On appeal from an order sustaining the defendant’s plea of privilege, the Appellate Court should affirm the judgment of the trial court if there exists in the record evidence of probative value, sufficient to support the trial court’s judgment. On the no evidence contention, if, discarding all of the adverse evidence, and giving credit to all of the evidence that is favorable to the successful party, and indulging every reasonable conclusion that is favorable to him, a trier of the facts may have found in his favor, then it is to be concluded that there is evidence to support the finding. This rule is applicable on appeal from orders sustaining or overruling a plea of privilege. Banks v. Collins, 152 Tex. 265, 257 S.W.2d 97 (1953).

It is well settled that a person is not bound to anticipate the negligent or unlawful conduct of another. De Winne v. Allen, 154 Tex. 316, 277 S.W.2d 95 (1955). The truckdriver defendant had the right of way. The driver with the right of way is under a duty to take evasive action (or his failure to take evasive action is negligence), only after the other driver without the right of way has done something which would alert a reasonable prudent person to the danger of a collision if evasive action is not taken. Skyline Cab Company v. Bradley, 325 S.W.2d 176 (Tex.Civ.App.' — Houston, 1959, ref., n.r.e.). Therefore, the truckdriver was not required to anticipate that the plaintiff would fail to yield the right of way until he actually entered the main portion of the highway. Up until such time the truck-driver was justified in believing that the plaintiff would act in a lawful or prudent manner. At that point in time when the truckdriver saw that the plaintiff was not going to yield the right of way, his evasive reaction in applying his brakes and turning to the left occurred within that time re*675quired of such a driver when we use the ordinary prudent person standard. We hold that the evidence supports such a finding by the trial court.
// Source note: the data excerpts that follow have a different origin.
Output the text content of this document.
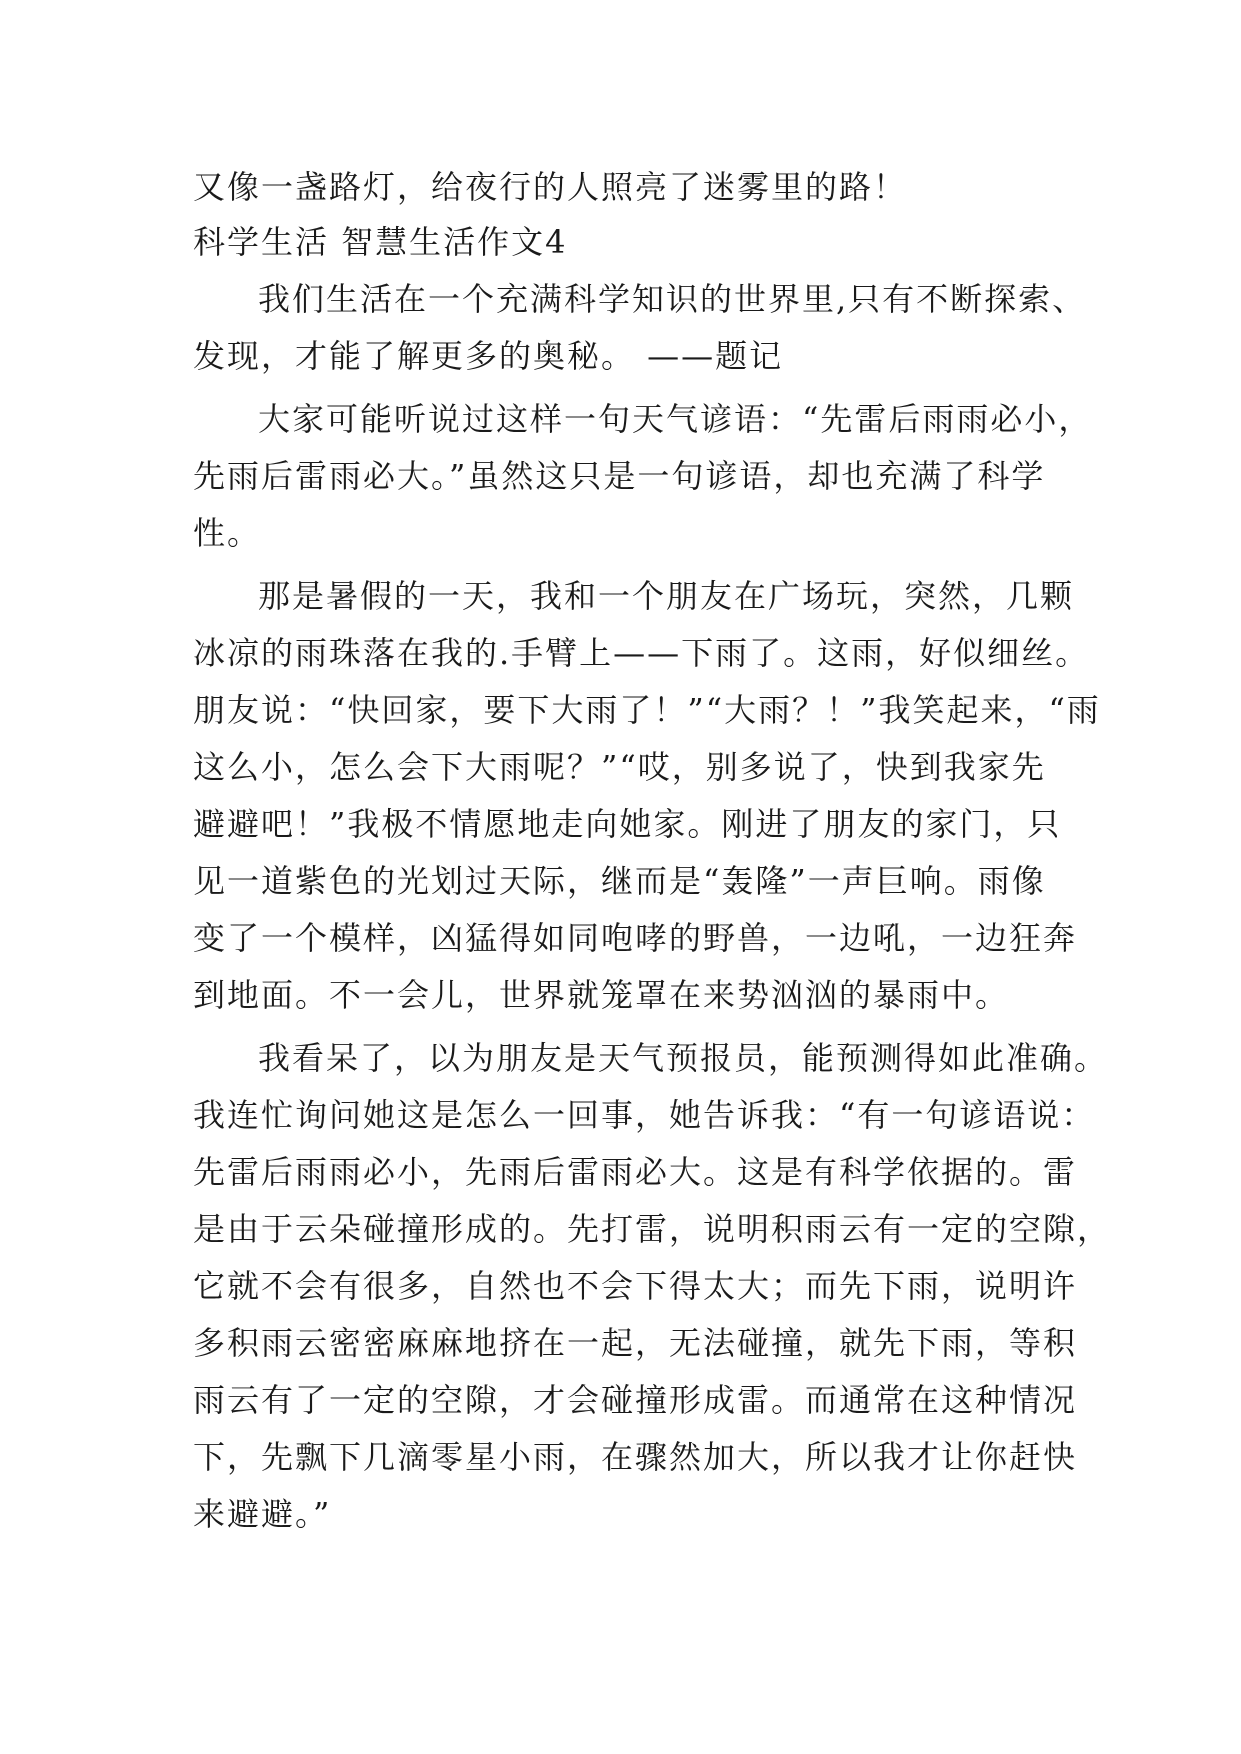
又像一盏路灯，给夜行的人照亮了迷雾里的路！
科学生活 智慧生活作文4
我们生活在一个充满科学知识的世界里,只有不断探索、
发现，才能了解更多的奥秘。 ——题记
大家可能听说过这样一句天气谚语：“先雷后雨雨必小，
先雨后雷雨必大。”虽然这只是一句谚语，却也充满了科学
性。
那是暑假的一天，我和一个朋友在广场玩，突然，几颗
冰凉的雨珠落在我的.手臂上——下雨了。这雨，好似细丝。
朋友说：“快回家，要下大雨了！”“大雨？！”我笑起来，“雨
这么小，怎么会下大雨呢？”“哎，别多说了，快到我家先
避避吧！”我极不情愿地走向她家。刚进了朋友的家门，只
见一道紫色的光划过天际，继而是“轰隆”一声巨响。雨像
变了一个模样，凶猛得如同咆哮的野兽，一边吼，一边狂奔
到地面。不一会儿，世界就笼罩在来势汹汹的暴雨中。
我看呆了，以为朋友是天气预报员，能预测得如此准确。
我连忙询问她这是怎么一回事，她告诉我：“有一句谚语说：
先雷后雨雨必小，先雨后雷雨必大。这是有科学依据的。雷
是由于云朵碰撞形成的。先打雷，说明积雨云有一定的空隙，
它就不会有很多，自然也不会下得太大；而先下雨，说明许
多积雨云密密麻麻地挤在一起，无法碰撞，就先下雨，等积
雨云有了一定的空隙，才会碰撞形成雷。而通常在这种情况
下，先飘下几滴零星小雨，在骤然加大，所以我才让你赶快
来避避。”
The truckdriver s lookout was equally as alert. The driver with the right of way ordinarily has a duty to keep a lookout for other vehicles entering the intersection and his failure to do so is negligence, but such failure to keep a proper lookout is a proximate cause of the collision only if such lookout would have revealed something on the part of the other vehicle that, if seen, would have alerted him to the danger of a collision at such time or distance that proper evasive action taken by him would have prevented it. Pittman v. Licerio, 496 S.W.2d 676 (Tex. Civ.App. — Corpus Christi 1973). Taking into consideration the defendant’s speed, his reaction time, and that point when it was apparent that the plaintiff was going to fail to yield the right of way, we believe the defendant took such evasive action as an ordinarily prudent person would have done under the same or similar circumstances. The evidence is almost conclusive that the truckdriver saw the plaintiff driver at that point in time when his lookout would have required him to take such action.

Even if we should agree with the plaintiff that there was some negligence on the part of the truckdriver, we cannot hold that there was evidence that such negligence was a proximate cause of the collision. Here, there is an implied finding of the trial court in the support of its judgment that such negligence, if established, was not a proximate cause of the collision. Both foreseeability and cause in fact are the essential elements in a proximate cause finding. They are not present in this case. Having considered all the evidence, we are required to affirm the judgment of the trial court. Missouri Pacific Railroad Company v. Corpus Christi Hardware Company, 414 S.W.2d 18S (Tex.Civ.App. —Corpus Christi 1967) ; Samford v. Duff, 483 S.W.2d 517 (Tex.Civ.App. — Corpus Christi 1972, ref.n.r.e.).

Judgment of the trial court is affirmed.